In this occasional series of blogs, I recall some memorable cases which I have dealt with.
Mrs W and Lloyds Bank’s refusal to consider the case
As a general rule of thumb, if a bank can find a reason to refuse to consider a case, it will. The most common approach a bank will take to do this is to argue the case is “out of time”.
Under regulatory rules, there are time limits that apply to someone wishing to complain about bad advice. If the case is brought outside these time limits then the bank (or insurer) can refuse to consider the case and just reject it out of hand as being “out of time”.
The time limit rules state that a person has either six years from the time of advice or, if it would give more time, three years from the date the customer had reasonable cause to know they had grounds to complain.
The six-year rule is very straightforward to test. The three-year time limit, in contrast, is very much open to interpretation. What represents “reasonable cause”?
Mrs W’s case illustrates how banks (and indeed insurers) will try to make it cover as wide a span as possible.
Mrs W is an elderly widow and was advised to put more than half her savings into a Lloyd’s structured investment product. It performed poorly (naturally) and matured after five years with little in the way of profit. That was in 2008.
Mrs W took no action at that time, and it was not until 2014 that her family came across the product literature. Instinctively thinking this type of investment was not suitable for their mother, I was asked to investigate the sale. I was more than happy to accept the instruction, as it seemed another classic case of a bank pushing an investment product onto a vulnerable customer.
Having considered the point of sale paperwork and product literature, I identified a number of areas for concern with the advice. The bank had not, in my view, explained the product in an unbiased and fair manner, nor in sufficient detail. Moreover, I disagreed with the salesman conclusion that the product met Mrs W’s attitude to risk. She had declared (or he had persuaded her) that she had a low risk nature, but not a no-risk nature.
On the basis of that declaration, the salesman recorded the product was a good match. My own view was that this was wrong on two counts. Firstly, the product was not in fact “low risk” as it had the potential to return less than the original amount invested and could, in extreme circumstances, return nothing.
Secondly, Mrs W’s apparent low risk attitude was at odds with her circumstances. Everything that had been recorded about her history and finances strongly suggested she did not have sufficient capacity to shoulder any risk, nor potentially suffer a loss. Her profile was one of a typical “no risk” investor,
I raised my concerns about the advice and how the sale was conducted with Lloyds. It came straight back and told me that as the product had matured more than three years previously, it was “out of time”. Mrs W, said Lloyds, had reasonable cause to complain about the product within three years of it maturing, if she was unhappy with the payout.

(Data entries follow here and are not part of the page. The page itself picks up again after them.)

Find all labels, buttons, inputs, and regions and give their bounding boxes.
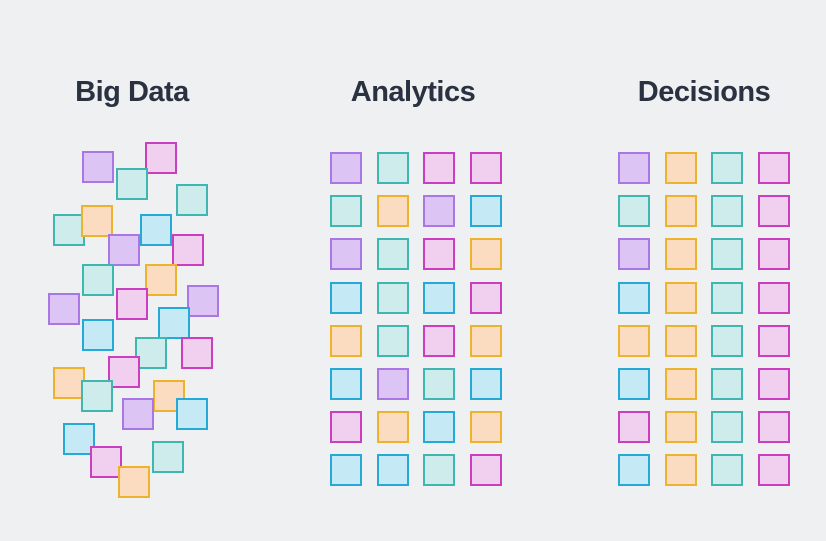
data-square-orange <box>81 205 113 237</box>
grid-square-blue <box>618 368 650 400</box>
data-square-teal <box>82 264 114 296</box>
grid-square-magenta <box>470 282 502 314</box>
grid-square-blue <box>330 368 362 400</box>
data-square-orange <box>118 466 150 498</box>
grid-square-teal <box>711 238 743 270</box>
data-square-blue <box>63 423 95 455</box>
grid-square-orange <box>470 238 502 270</box>
data-square-purple <box>82 151 114 183</box>
grid-square-blue <box>330 282 362 314</box>
grid-square-orange <box>665 325 697 357</box>
grid-square-teal <box>711 368 743 400</box>
grid-square-teal <box>377 325 409 357</box>
grid-square-orange <box>470 325 502 357</box>
grid-square-magenta <box>423 238 455 270</box>
grid-square-teal <box>423 454 455 486</box>
grid-square-magenta <box>423 152 455 184</box>
grid-square-magenta <box>758 454 790 486</box>
grid-square-orange <box>330 325 362 357</box>
grid-square-teal <box>711 411 743 443</box>
grid-square-magenta <box>470 454 502 486</box>
grid-square-teal <box>330 195 362 227</box>
data-square-purple <box>122 398 154 430</box>
grid-square-magenta <box>758 282 790 314</box>
data-square-orange <box>53 367 85 399</box>
grid-square-purple <box>330 238 362 270</box>
grid-square-magenta <box>758 411 790 443</box>
grid-square-magenta <box>758 238 790 270</box>
grid-square-blue <box>423 282 455 314</box>
grid-square-teal <box>711 195 743 227</box>
grid-square-blue <box>618 282 650 314</box>
data-square-teal <box>53 214 85 246</box>
data-square-teal <box>81 380 113 412</box>
data-square-orange <box>153 380 185 412</box>
grid-square-teal <box>377 238 409 270</box>
grid-square-orange <box>665 282 697 314</box>
data-square-teal <box>176 184 208 216</box>
grid-square-blue <box>618 454 650 486</box>
grid-square-magenta <box>423 325 455 357</box>
data-square-magenta <box>145 142 177 174</box>
grid-square-purple <box>618 152 650 184</box>
data-square-blue <box>140 214 172 246</box>
data-square-teal <box>135 337 167 369</box>
data-square-magenta <box>181 337 213 369</box>
grid-square-magenta <box>758 195 790 227</box>
data-square-magenta <box>116 288 148 320</box>
grid-square-teal <box>377 282 409 314</box>
grid-square-orange <box>377 411 409 443</box>
grid-square-blue <box>377 454 409 486</box>
data-square-purple <box>48 293 80 325</box>
grid-square-teal <box>618 195 650 227</box>
grid-square-teal <box>711 152 743 184</box>
grid-square-orange <box>665 152 697 184</box>
grid-square-teal <box>423 368 455 400</box>
data-square-blue <box>82 319 114 351</box>
grid-square-blue <box>423 411 455 443</box>
grid-square-magenta <box>330 411 362 443</box>
data-square-purple <box>187 285 219 317</box>
grid-square-teal <box>377 152 409 184</box>
grid-square-orange <box>665 238 697 270</box>
data-square-blue <box>176 398 208 430</box>
grid-square-magenta <box>618 411 650 443</box>
grid-square-magenta <box>758 325 790 357</box>
grid-square-teal <box>711 454 743 486</box>
grid-square-orange <box>665 368 697 400</box>
grid-square-purple <box>423 195 455 227</box>
grid-square-orange <box>377 195 409 227</box>
grid-square-magenta <box>758 368 790 400</box>
grid-square-orange <box>470 411 502 443</box>
decisions-title: Decisions <box>637 76 771 108</box>
data-square-blue <box>158 307 190 339</box>
grid-square-magenta <box>758 152 790 184</box>
grid-square-purple <box>618 238 650 270</box>
data-square-magenta <box>172 234 204 266</box>
grid-square-orange <box>665 454 697 486</box>
grid-square-purple <box>330 152 362 184</box>
grid-square-orange <box>665 411 697 443</box>
data-square-magenta <box>108 356 140 388</box>
grid-square-purple <box>377 368 409 400</box>
data-square-magenta <box>90 446 122 478</box>
data-square-teal <box>116 168 148 200</box>
grid-square-teal <box>711 282 743 314</box>
grid-square-blue <box>470 368 502 400</box>
big-data-title: Big Data <box>75 76 189 108</box>
analytics-title: Analytics <box>350 76 476 108</box>
grid-square-magenta <box>470 152 502 184</box>
grid-square-teal <box>711 325 743 357</box>
data-square-teal <box>152 441 184 473</box>
data-square-purple <box>108 234 140 266</box>
grid-square-orange <box>665 195 697 227</box>
grid-square-orange <box>618 325 650 357</box>
grid-square-blue <box>330 454 362 486</box>
data-square-orange <box>145 264 177 296</box>
grid-square-blue <box>470 195 502 227</box>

Wait a moment, I said to Lloyds, nowhere in my long letter have I mentioned unhappiness with the final value (although it was poor, I steered clear of saying it, knowing Lloyds would try to use it as a reason for a time bar). My whole letter was about issues concerning suitability of the product in general and potential breaches of the selling rules in terms of the “know your customer” requirements. Mrs W, I pointed out, knows nothing about the selling rules, nor about issues of suitability, and she herself did not therefore have “reasonable cause” to complain about these issues. Consequently, the maturity of the product in 2008 did not set the clock running on these issues unless Lloyds could provide convincing evidence that Mrs W had sufficient knowledge about them to raise her complaint at that time.
Lloyds, of course, did not provide any evidence of this kind. It simply refused to debate the matter, stating we could challenge its decision via the Financial Ombudsman if we liked.
Naturally, I did just that and the time bar was over-turned by the Ombudsman, which opened the door for the issues I had raised to be properly considered and Mrs W suitability compensated for the mis-sale.
The lesson here is that a “time bar” from a bank or insurer should never be taken to be the end of the matter. Banks are increasingly using this argument to reject cases, even when they know there is no valid reason to do so. I have lost count of the number of times I have successfully over-turned a “time bar” on appeal to the Ombudsman. What worries me, of course, is that ordinary consumers probably would not have the confidence or knowledge to mount a challenge and will just accept that their case is dead in the water. No doubt this is the reason banks site a time limit has been breached in so many cases. It is nothing short of unethical and denying people a fair hearing.